L’expérience comme source de savoir

Une troisième option consiste à faire émerger des modes de décisions communautaires microdémocratiques et adaptés à des situations d’urgence proches de ce que le sociologue Michel Callon et la sociologie des sciences et techniques appelaient des « forums hybrides ».

C’est ce qui se passe aujourd’hui dans certains groupes sur les réseaux sociaux où des individus isolés vont trouver refuge dans des communautés d’échange et de positionnement stratégique pour se co-former et consolider ensemble une position autonome, à l’image des collectifs de parents d’élèves et professeurs qui se sont constitués sur Facebook autour du refus d’un retour de leurs enfants à l’école à partir du 11 mai.

Ces « communs » spontanés formés en réaction au Covid-19 nous rappellent la théorie du positionnement, qui considère l’expérience des minorités comme une source de savoir à partir de laquelle il devient possible de transformer la sphère publique (ce que la philosophie pragmatique appelle le “making things public”) dont elles sont exclues.

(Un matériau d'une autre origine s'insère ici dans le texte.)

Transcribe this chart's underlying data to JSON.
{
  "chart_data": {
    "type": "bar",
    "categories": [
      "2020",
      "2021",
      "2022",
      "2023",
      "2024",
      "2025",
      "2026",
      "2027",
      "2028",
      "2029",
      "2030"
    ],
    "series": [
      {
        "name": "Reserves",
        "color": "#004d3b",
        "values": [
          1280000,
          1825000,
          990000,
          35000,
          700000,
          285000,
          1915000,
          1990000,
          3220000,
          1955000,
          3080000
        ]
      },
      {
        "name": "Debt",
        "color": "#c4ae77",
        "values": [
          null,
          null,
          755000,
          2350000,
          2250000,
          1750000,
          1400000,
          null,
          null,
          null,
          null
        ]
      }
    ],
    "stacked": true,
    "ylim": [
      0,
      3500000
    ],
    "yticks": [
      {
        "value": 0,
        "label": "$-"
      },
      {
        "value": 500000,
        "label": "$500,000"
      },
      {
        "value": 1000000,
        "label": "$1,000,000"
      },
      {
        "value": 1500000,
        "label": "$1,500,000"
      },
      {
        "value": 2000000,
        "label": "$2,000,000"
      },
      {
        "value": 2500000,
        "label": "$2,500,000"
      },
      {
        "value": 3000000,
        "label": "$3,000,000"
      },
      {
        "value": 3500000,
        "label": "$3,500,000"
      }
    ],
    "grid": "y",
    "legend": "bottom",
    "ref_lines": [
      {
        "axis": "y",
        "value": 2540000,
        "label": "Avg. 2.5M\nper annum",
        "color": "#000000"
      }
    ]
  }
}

Dans ces communautés, des savoirs scientifiques, techniques, mais aussi militants vont côtoyer des récits d’expériences au travail très concrètes, par exemple les groupes Makers contre le Covid sur Facebook.

Certains groupes, comme des collectifs de personnes atteintes par la maladie, vont jusqu’à remettre en question les termes ou les paramètres de décision en vigueur. Par exemple, pour eux, il n’y a pas à symétriser l’économie d’un côté et la santé de l’autre comme si les deux se valaient. D’ailleurs le Covid-19 a révélé à quel point il est difficile de séparer le virus, ses qualifications, son mode d’existence scientifique, de nos expériences de santé, de nos formes d’organisation sociale ou de travail.

Décider dans le « monde d’après »

Pour beaucoup, les cartes ont été radicalement rebattues ; le confinement les ayant conduits à réévaluer ce à quoi ils tiennent (et notamment la valeur qu’ils accordent au travail), à identifier ce qui fait tenir leur subsistance, mais aussi à révéler ce qui les oblige et les contraint dans leur autonomie sanitaire.

Ainsi, ce n’est pas parce que la situation sanitaire est globale, urgente et complexe que son caractère public ne réside que dans l’érection de normes de gouvernance (certes publiques au sens administratif du terme) descendantes et administratives.

En effet, l’hétérogénéité des profils immunitaires, l’immunité incertaine, la cyclicité de la pandémie, l’incertitude sur les modes de transmission, bref la nature précise de l’épidémie fait que même un gouvernement ne peut prétendre avoir le monopole d’une gestion collective.

Le vécu de cette crise montre que les situations sanitaires critiques caractéristiques de l’Anthropocène selon certains (c’est-à-dire l’ère géologique actuelle qui se caractérise par des signes visibles de l’influence de l’être humain sur son environnement), renouvellent ainsi frontalement la question démocratique dans les organisations.

Les décisions politiques de ces dernières semaines envisagent le déconfinement comme reposant essentiellement sur les deux premiers modes de décision alors que l’urgence épidémiologique, mais plus globalement écologique, car c’est de cela qu’il s’agit, nécessitent la fabrication d’espaces communs délibératifs de co-information, co-enquête et de co-formation.


Cette contribution est tirée de l’article « Le Covid-19 ouvre la voie de nouvelles formes d’organisation autonomes et démocratiques face à l’urgence écologique » publié sur le site Academia.edu.